Faune ! Pour t'écouter la Nymphe des roseaux
A quitté sa retraite, et l'on voit sur les eaux
Comme un cygne glisser sa forme juvénile.
»
[Pierre de BOUCHAUD, La Syrinx]



Un secret. Un secret gardé à la frontière des lèvres de la Neishaane et à la lisière de l'esprit de Sărzeghnet. Un secret dont la nature fragile et terrible, grave et traîtresse grandissait par son ombre déportée. Un secret qui, se sentant acculé tel un faon face à un loup, commençait à trembler d'effroi, à gémir de l'indéniable fatalité de son sort.
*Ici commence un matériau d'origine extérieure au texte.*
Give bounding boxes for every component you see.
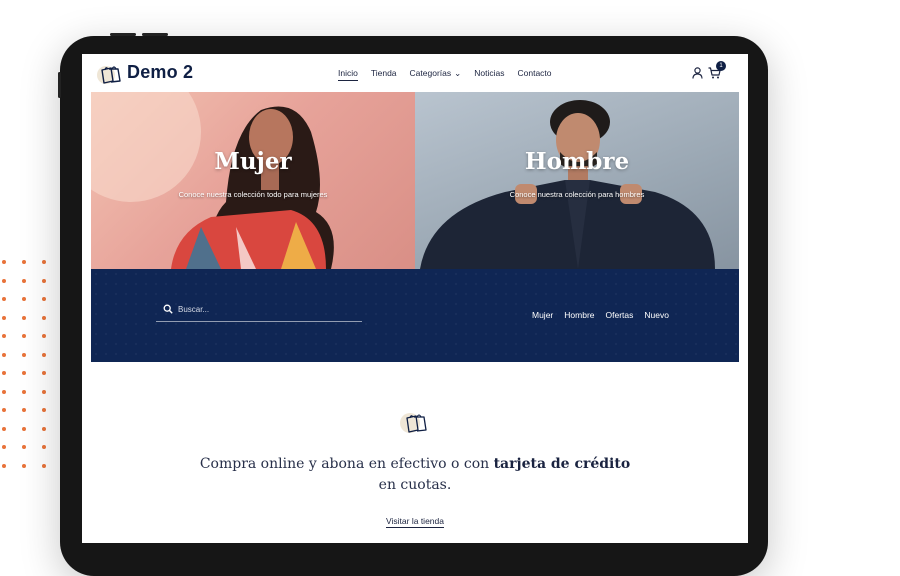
decorative-dot xyxy=(2,371,6,375)
decorative-dot xyxy=(22,463,26,468)
search-bar[interactable] xyxy=(156,299,362,322)
search-icon[interactable] xyxy=(163,304,173,314)
decorative-dot xyxy=(22,315,26,320)
decorative-dot xyxy=(42,297,46,301)
hero-title-hombre: Hombre xyxy=(524,148,630,175)
quick-link-hombre[interactable]: Hombre xyxy=(564,310,594,320)
decorative-dot xyxy=(2,408,6,412)
hero-title-mujer: Mujer xyxy=(214,148,292,175)
search-input[interactable] xyxy=(178,302,348,316)
decorative-dot xyxy=(42,426,46,431)
cart-count-badge: 1 xyxy=(716,61,726,71)
user-icon[interactable] xyxy=(692,67,703,79)
decorative-dot xyxy=(2,463,6,468)
decorative-dot xyxy=(22,408,26,412)
chevron-down-icon: ⌄ xyxy=(454,68,462,78)
main-nav: Inicio Tienda Categorías ⌄ Noticias Conta… xyxy=(338,68,565,81)
decorative-dot xyxy=(22,334,26,338)
decorative-dot xyxy=(42,352,46,357)
search-band: Mujer Hombre Ofertas Nuevo xyxy=(91,269,739,362)
decorative-dot xyxy=(2,315,6,320)
tablet-side-button xyxy=(58,72,61,98)
decorative-dot xyxy=(2,352,6,357)
hero-banner-hombre[interactable]: Hombre Conoce nuestra colección para hom… xyxy=(415,92,739,269)
site-logo-text[interactable]: Demo 2 xyxy=(127,62,193,83)
promo-text-end: en cuotas. xyxy=(378,477,452,493)
decorative-dot xyxy=(42,278,46,283)
promo-text-start: Compra online y abona en efectivo o con xyxy=(199,456,494,472)
tablet-top-button xyxy=(142,33,168,36)
website-screen: Demo 2 Inicio Tienda Categorías ⌄ Noticia… xyxy=(82,54,748,543)
hero-subtitle-hombre: Conoce nuestra colección para hombres xyxy=(509,190,645,199)
decorative-dot xyxy=(22,389,26,394)
promo-text-bold: tarjeta de crédito xyxy=(493,456,631,472)
decorative-dot xyxy=(42,445,46,449)
nav-tienda[interactable]: Tienda xyxy=(371,68,397,81)
quick-links: Mujer Hombre Ofertas Nuevo xyxy=(532,310,680,320)
decorative-dot-grid xyxy=(0,258,50,476)
tablet-top-button xyxy=(110,33,136,36)
visit-store-link-wrap: Visitar la tienda xyxy=(82,516,748,528)
decorative-dot xyxy=(42,315,46,320)
promo-text: Compra online y abona en efectivo o con … xyxy=(192,454,638,496)
man-photo xyxy=(420,100,715,269)
decorative-dot xyxy=(2,445,6,449)
nav-categorias-label: Categorías xyxy=(409,68,452,78)
woman-photo xyxy=(91,92,334,269)
site-header: Demo 2 Inicio Tienda Categorías ⌄ Noticia… xyxy=(82,54,748,92)
decorative-dot xyxy=(2,334,6,338)
decorative-dot xyxy=(22,445,26,449)
nav-contacto[interactable]: Contacto xyxy=(517,68,551,81)
decorative-dot xyxy=(42,371,46,375)
decorative-dot xyxy=(2,278,6,283)
quick-link-mujer[interactable]: Mujer xyxy=(532,310,553,320)
quick-link-ofertas[interactable]: Ofertas xyxy=(606,310,634,320)
decorative-dot xyxy=(22,278,26,283)
nav-inicio[interactable]: Inicio xyxy=(338,68,358,81)
decorative-dot xyxy=(42,334,46,338)
hero-subtitle-mujer: Conoce nuestra colección todo para mujer… xyxy=(178,190,328,199)
decorative-dot xyxy=(22,297,26,301)
shopping-bags-logo-icon xyxy=(97,66,121,84)
decorative-dot xyxy=(22,260,26,264)
decorative-dot xyxy=(2,389,6,394)
decorative-dot xyxy=(42,389,46,394)
decorative-dot xyxy=(2,297,6,301)
decorative-dot xyxy=(2,426,6,431)
decorative-dot xyxy=(22,426,26,431)
decorative-dot xyxy=(2,260,6,264)
quick-link-nuevo[interactable]: Nuevo xyxy=(644,310,669,320)
hero-banner-mujer[interactable]: Mujer Conoce nuestra colección todo para… xyxy=(91,92,415,269)
visit-store-link[interactable]: Visitar la tienda xyxy=(386,516,444,528)
decorative-dot xyxy=(22,371,26,375)
decorative-dot xyxy=(22,352,26,357)
nav-noticias[interactable]: Noticias xyxy=(474,68,504,81)
nav-categorias[interactable]: Categorías ⌄ xyxy=(410,68,462,81)
decorative-dot xyxy=(42,260,46,264)
decorative-dot xyxy=(42,463,46,468)
decorative-dot xyxy=(42,408,46,412)
shopping-bags-icon xyxy=(400,413,427,433)
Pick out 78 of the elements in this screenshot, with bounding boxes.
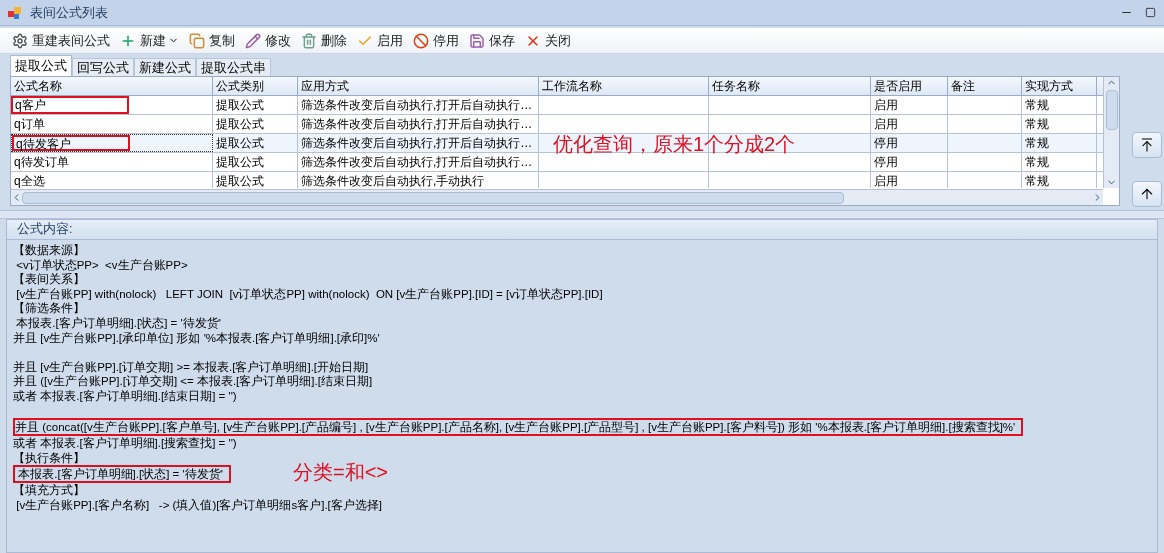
- formula-line: 【表间关系】: [13, 272, 85, 287]
- formula-line: 并且 ([v生产台账PP].[订单交期] <= 本报表.[客户订单明细].[结束日期]: [13, 374, 373, 389]
- table-cell-text: 常规: [1024, 154, 1050, 171]
- table-cell-text: 提取公式: [215, 135, 265, 152]
- table-cell-text: 筛选条件改变后自动执行,手动执行: [300, 173, 486, 188]
- formula-line: [v生产台账PP].[客户名称] -> (填入值)[客户订单明细s客户].[客户选择]: [15, 497, 382, 513]
- column-header[interactable]: 实现方式: [1022, 77, 1097, 95]
- table-cell-text: 停用: [873, 135, 899, 152]
- move-to-top-button[interactable]: [1132, 132, 1162, 158]
- toolbar-button[interactable]: 启用: [357, 30, 403, 51]
- formula-line: 【执行条件】: [13, 450, 85, 466]
- column-header[interactable]: 公式名称: [11, 77, 213, 95]
- table-cell-text: 提取公式: [215, 154, 265, 171]
- formula-line: 本报表.[客户订单明细].[状态] = '待发货': [15, 315, 221, 331]
- table-cell-text: 常规: [1024, 135, 1050, 152]
- table-cell-text: 提取公式: [215, 97, 265, 114]
- column-header[interactable]: 公式类别: [213, 77, 298, 95]
- column-header[interactable]: 是否启用: [871, 77, 948, 95]
- table-cell-text: 启用: [873, 173, 899, 188]
- vertical-scrollbar[interactable]: [1103, 77, 1119, 188]
- formula-line: 或者 本报表.[客户订单明细].[结束日期] = ''): [13, 388, 237, 404]
- tab[interactable]: 新建公式: [134, 58, 196, 76]
- formula-line: 或者 本报表.[客户订单明细].[搜索查找] = ''): [13, 436, 237, 451]
- table-cell-text: 启用: [873, 97, 899, 114]
- toolbar-button[interactable]: 新建: [120, 30, 166, 51]
- annotation-text: 分类=和<>: [293, 461, 389, 484]
- table-cell-text: q待发订单: [13, 154, 70, 171]
- column-header[interactable]: 工作流名称: [539, 77, 709, 95]
- toolbar-button[interactable]: 关闭: [525, 30, 571, 51]
- table-cell-text: 启用: [873, 116, 899, 133]
- table-cell-text: 筛选条件改变后自动执行,打开后自动执行…: [300, 97, 534, 114]
- column-header[interactable]: 备注: [948, 77, 1022, 95]
- table-cell-text: 常规: [1024, 173, 1050, 188]
- app-icon: [8, 5, 22, 20]
- toolbar-button[interactable]: 停用: [413, 30, 459, 51]
- to-top-icon: [1139, 137, 1155, 153]
- toolbar-button[interactable]: 重建表间公式: [12, 30, 110, 51]
- table-cell-text: 常规: [1024, 116, 1050, 133]
- tab[interactable]: 回写公式: [72, 58, 134, 76]
- toolbar-button[interactable]: 保存: [469, 30, 515, 51]
- formula-line: <v订单状态PP> <v生产台账PP>: [15, 257, 188, 273]
- copy-icon: [189, 32, 205, 49]
- section-label: 公式内容:: [17, 221, 73, 239]
- window-title: 表间公式列表: [30, 3, 108, 22]
- table-cell-text: q全选: [13, 173, 46, 188]
- table-cell: q客户: [11, 96, 129, 114]
- gear-icon: [12, 32, 28, 49]
- trash-icon: [301, 32, 317, 49]
- toolbar-button[interactable]: 复制: [189, 30, 235, 51]
- table-cell-text: 常规: [1024, 97, 1050, 114]
- restore-button[interactable]: [1145, 6, 1156, 19]
- formula-line: [v生产台账PP] with(nolock) LEFT JOIN [v订单状态PP] with(nolock) ON [v生产台账PP].[ID] = [v订单状态PP].[ID]: [15, 286, 603, 302]
- table-cell-text: q订单: [13, 116, 46, 133]
- tab[interactable]: 提取公式串: [196, 58, 271, 76]
- table-cell: q待发客户: [12, 135, 130, 151]
- toolbar-button[interactable]: 修改: [245, 30, 291, 51]
- save-icon: [469, 32, 485, 49]
- table-cell-text: 提取公式: [215, 173, 265, 188]
- formula-line: 【数据来源】: [13, 243, 85, 258]
- toolbar-button[interactable]: 删除: [301, 30, 347, 51]
- table-cell-text: 提取公式: [215, 116, 265, 133]
- pencil-icon: [245, 32, 261, 49]
- table-cell-text: 筛选条件改变后自动执行,打开后自动执行…: [300, 154, 534, 171]
- horizontal-scrollbar[interactable]: [11, 189, 1103, 205]
- move-up-button[interactable]: [1132, 181, 1162, 207]
- formula-line: 并且 [v生产台账PP].[订单交期] >= 本报表.[客户订单明细].[开始日期]: [13, 359, 369, 375]
- column-header[interactable]: 任务名称: [709, 77, 871, 95]
- restore-icon: [1145, 7, 1156, 18]
- formula-line: 【填充方式】: [13, 483, 85, 498]
- table-cell-text: 筛选条件改变后自动执行,打开后自动执行…: [300, 135, 534, 152]
- formula-line: 并且 [v生产台账PP].[承印单位] 形如 '%本报表.[客户订单明细].[承印]%': [13, 330, 380, 346]
- tab[interactable]: 提取公式: [10, 55, 72, 76]
- forbidden-icon: [413, 32, 429, 49]
- formula-line: 【筛选条件】: [13, 301, 85, 316]
- annotation-text: 优化查询，原来1个分成2个: [553, 132, 796, 157]
- table-cell-text: 筛选条件改变后自动执行,打开后自动执行…: [300, 116, 534, 133]
- table-cell-text: 停用: [873, 154, 899, 171]
- column-header[interactable]: 应用方式: [298, 77, 539, 95]
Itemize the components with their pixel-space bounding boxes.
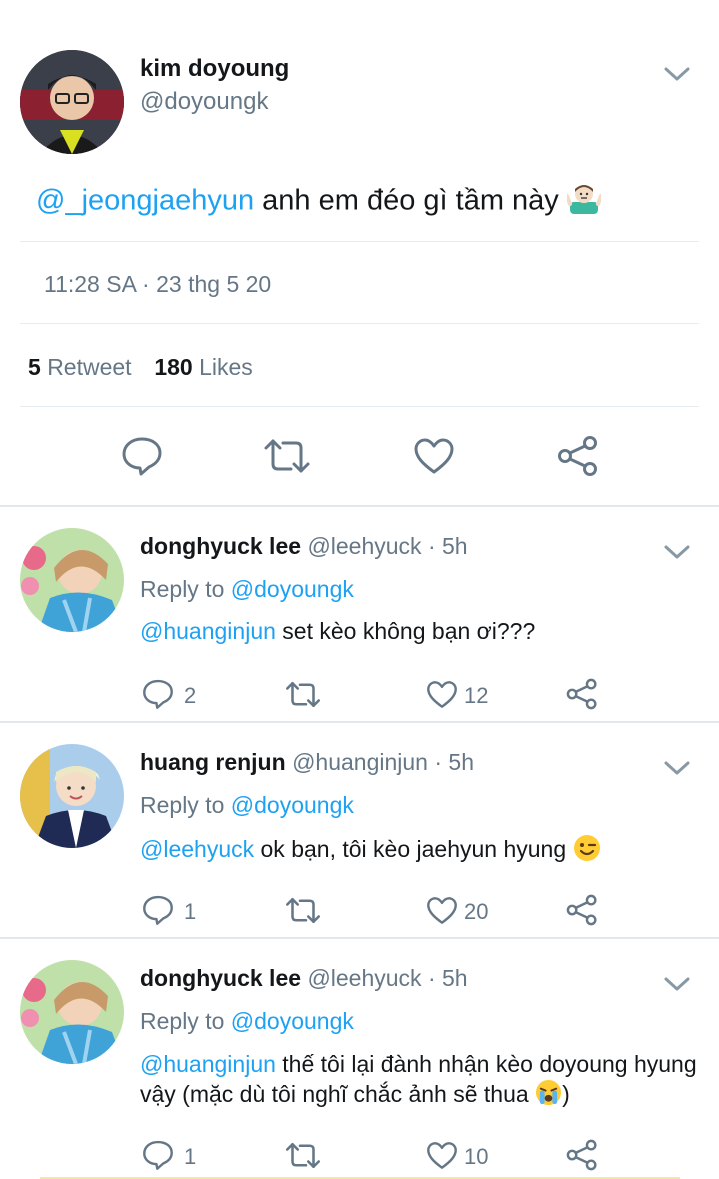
reply-icon[interactable] bbox=[142, 678, 174, 710]
tweet-text: @_jeongjaehyun anh em đéo gì tầm này bbox=[36, 182, 603, 222]
share-icon[interactable] bbox=[557, 436, 599, 476]
reply-author-handle[interactable]: @leehyuck bbox=[307, 965, 421, 991]
like-count: 10 bbox=[464, 1144, 489, 1169]
retweet-icon[interactable] bbox=[285, 1141, 321, 1170]
reply-avatar-image bbox=[20, 960, 124, 1064]
reply-avatar-image bbox=[20, 744, 124, 848]
likes-label: Likes bbox=[199, 354, 253, 380]
author-avatar[interactable] bbox=[20, 50, 124, 154]
shrug-emoji bbox=[564, 182, 603, 222]
section-separator bbox=[0, 937, 719, 939]
reply-header: huang renjun @huanginjun · 5h bbox=[140, 749, 474, 776]
section-separator bbox=[0, 721, 719, 723]
author-handle[interactable]: @doyoungk bbox=[140, 88, 268, 116]
retweet-icon[interactable] bbox=[263, 437, 311, 475]
tweet-dot: · bbox=[142, 271, 150, 297]
tweet-timestamp: 11:28 SA · 23 thg 5 20 bbox=[44, 271, 271, 298]
reply-icon[interactable] bbox=[142, 1139, 174, 1171]
section-separator bbox=[0, 505, 719, 507]
retweets-label: Retweet bbox=[47, 354, 132, 380]
likes-stat[interactable]: 180 Likes bbox=[154, 354, 252, 380]
reply-author-handle[interactable]: @leehyuck bbox=[307, 533, 421, 559]
reply-to-handle[interactable]: @doyoungk bbox=[231, 792, 354, 818]
author-name[interactable]: kim doyoung bbox=[140, 55, 289, 83]
tweet-stats: 5 Retweet 180 Likes bbox=[28, 354, 253, 381]
reply-icon[interactable] bbox=[142, 894, 174, 926]
divider bbox=[20, 323, 699, 324]
reply-body: set kèo không bạn ơi??? bbox=[275, 618, 536, 644]
reply-mention[interactable]: @huanginjun bbox=[140, 1051, 276, 1077]
reply-author-name[interactable]: donghyuck lee bbox=[140, 533, 301, 559]
divider bbox=[20, 241, 699, 242]
reply-count: 2 bbox=[184, 683, 197, 708]
like-icon[interactable] bbox=[426, 896, 458, 925]
reply-to-handle[interactable]: @doyoungk bbox=[231, 576, 354, 602]
reply-author-name[interactable]: donghyuck lee bbox=[140, 965, 301, 991]
likes-count: 180 bbox=[154, 354, 193, 380]
author-avatar-image bbox=[20, 50, 124, 154]
chevron-down-icon[interactable] bbox=[664, 544, 690, 560]
share-icon[interactable] bbox=[566, 678, 598, 710]
reply-count: 1 bbox=[184, 899, 197, 924]
chevron-down-icon[interactable] bbox=[664, 976, 690, 992]
like-icon[interactable] bbox=[426, 1141, 458, 1170]
reply-to-handle[interactable]: @doyoungk bbox=[231, 1008, 354, 1034]
reply-to-label: Reply to bbox=[140, 1008, 225, 1034]
like-count: 20 bbox=[464, 899, 489, 924]
reply-time: · 5h bbox=[434, 749, 474, 775]
tweet-time: 11:28 SA bbox=[44, 271, 136, 297]
reply-avatar[interactable] bbox=[20, 528, 124, 632]
reply-header: donghyuck lee @leehyuck · 5h bbox=[140, 533, 468, 560]
reply-to-label: Reply to bbox=[140, 576, 225, 602]
reply-header: donghyuck lee @leehyuck · 5h bbox=[140, 965, 468, 992]
like-count: 12 bbox=[464, 683, 489, 708]
wink-emoji bbox=[573, 834, 601, 868]
reply-to-line: Reply to @doyoungk bbox=[140, 1008, 354, 1035]
reply-time: · 5h bbox=[427, 533, 468, 559]
reply-to-line: Reply to @doyoungk bbox=[140, 792, 354, 819]
reply-body-end: ) bbox=[562, 1081, 570, 1108]
reply-author-handle[interactable]: @huanginjun bbox=[292, 749, 428, 775]
reply-body: ok bạn, tôi kèo jaehyun hyung bbox=[254, 836, 573, 863]
reply-mention[interactable]: @leehyuck bbox=[140, 836, 254, 862]
share-icon[interactable] bbox=[566, 894, 598, 926]
reply-avatar[interactable] bbox=[20, 744, 124, 848]
retweets-count: 5 bbox=[28, 354, 41, 380]
chevron-down-icon[interactable] bbox=[664, 760, 690, 776]
retweet-icon[interactable] bbox=[285, 680, 321, 709]
reply-avatar-image bbox=[20, 528, 124, 632]
reply-to-label: Reply to bbox=[140, 792, 225, 818]
reply-time: · 5h bbox=[427, 965, 468, 991]
reply-icon[interactable] bbox=[121, 436, 163, 476]
reply-author-name[interactable]: huang renjun bbox=[140, 749, 286, 775]
reply-text: @leehyuck ok bạn, tôi kèo jaehyun hyung bbox=[140, 834, 601, 868]
like-icon[interactable] bbox=[413, 437, 455, 475]
reply-to-line: Reply to @doyoungk bbox=[140, 576, 354, 603]
divider bbox=[20, 406, 699, 407]
reply-text: @huanginjun thế tôi lại đành nhận kèo do… bbox=[140, 1049, 700, 1113]
tweet-body: anh em đéo gì tầm này bbox=[254, 184, 567, 217]
share-icon[interactable] bbox=[566, 1139, 598, 1171]
reply-text: @huanginjun set kèo không bạn ơi??? bbox=[140, 618, 535, 645]
tweet-date: 23 thg 5 20 bbox=[156, 271, 272, 297]
crying-emoji bbox=[535, 1079, 562, 1113]
reply-count: 1 bbox=[184, 1144, 197, 1169]
tweet-mention[interactable]: @_jeongjaehyun bbox=[36, 185, 254, 217]
chevron-down-icon[interactable] bbox=[664, 66, 690, 82]
like-icon[interactable] bbox=[426, 680, 458, 709]
reply-mention[interactable]: @huanginjun bbox=[140, 618, 276, 644]
reply-avatar[interactable] bbox=[20, 960, 124, 1064]
retweets-stat[interactable]: 5 Retweet bbox=[28, 354, 132, 380]
retweet-icon[interactable] bbox=[285, 896, 321, 925]
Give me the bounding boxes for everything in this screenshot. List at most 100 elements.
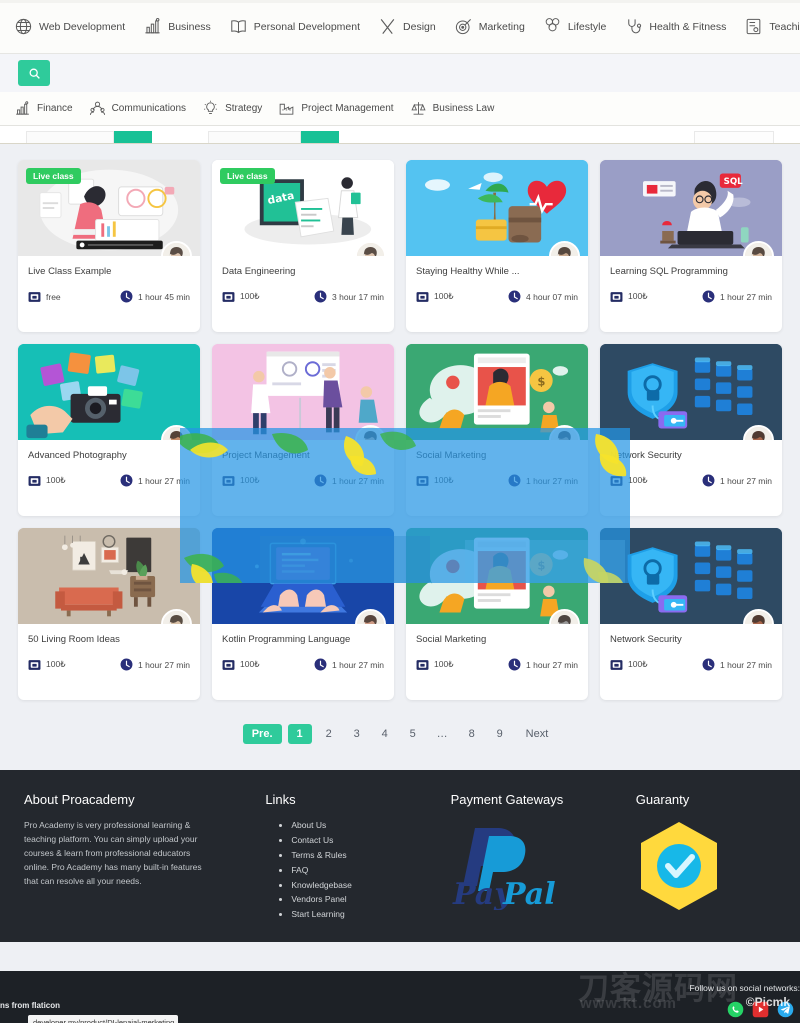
pagination-page-…[interactable]: … bbox=[430, 724, 455, 744]
nav-item-lifestyle[interactable]: Lifestyle bbox=[543, 17, 606, 36]
course-thumbnail bbox=[212, 528, 394, 624]
course-duration-text: 1 hour 27 min bbox=[138, 659, 190, 670]
live-class-badge: Live class bbox=[26, 168, 81, 184]
nav-item-design[interactable]: Design bbox=[378, 17, 436, 36]
course-meta: Kotlin Programming Language bbox=[212, 624, 394, 645]
course-stats: 100₺ 1 hour 27 min bbox=[212, 645, 394, 671]
footer-link[interactable]: Start Learning bbox=[291, 907, 440, 922]
duration-clock-icon bbox=[314, 474, 327, 487]
duration-clock-icon bbox=[120, 474, 133, 487]
footer-guaranty-heading: Guaranty bbox=[635, 792, 690, 807]
duration-clock-icon bbox=[508, 290, 521, 303]
duration-clock-icon bbox=[314, 658, 327, 671]
footer-link[interactable]: Vendors Panel bbox=[291, 892, 440, 907]
svg-text:SQL: SQL bbox=[724, 177, 744, 187]
nav-label: Web Development bbox=[39, 20, 126, 33]
course-meta: Project Management bbox=[212, 440, 394, 461]
course-price: 100₺ bbox=[416, 475, 454, 487]
course-price: 100₺ bbox=[28, 659, 66, 671]
course-price-text: 100₺ bbox=[46, 475, 66, 485]
course-card[interactable]: 50 Living Room Ideas 100₺ 1 hour 27 min bbox=[18, 528, 200, 700]
footer-link[interactable]: FAQ bbox=[291, 863, 440, 878]
subnav-item-finance[interactable]: Finance bbox=[14, 100, 73, 117]
filter-field-1[interactable] bbox=[26, 131, 115, 143]
pagination-next[interactable]: Next bbox=[517, 724, 558, 744]
pagination-page-1[interactable]: 1 bbox=[287, 724, 312, 744]
price-wallet-icon bbox=[28, 659, 41, 670]
course-title: Live Class Example bbox=[28, 266, 112, 277]
filter-apply-1[interactable] bbox=[114, 131, 153, 143]
telegram-icon[interactable] bbox=[777, 1001, 794, 1018]
course-duration-text: 1 hour 27 min bbox=[526, 475, 578, 486]
subnav-item-project-management[interactable]: Project Management bbox=[278, 100, 394, 117]
course-card[interactable]: Kotlin Programming Language 100₺ 1 hour … bbox=[212, 528, 394, 700]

Sa silhouette s'allongeait, s'affinait à mesure des jours passés et des aubes naissantes. Un secret aux airs de spectre bientôt chassé par la clarté d'une pleine lumière : celle de sa révélation toute proche. Un secret que la Reine et son Aspirante couvaient en attendant de pouvoir éclore, désireuses de laisser une chance à la créature malingre et chétive qui y grossissait. Très bientôt, il leur faudrait présenter cette engeance à Rūna... Et si Sărzeghnet avait toute confiance en son jugement, il serait faux de croire qu'elle ne craignait pas la réaction de sa Liée.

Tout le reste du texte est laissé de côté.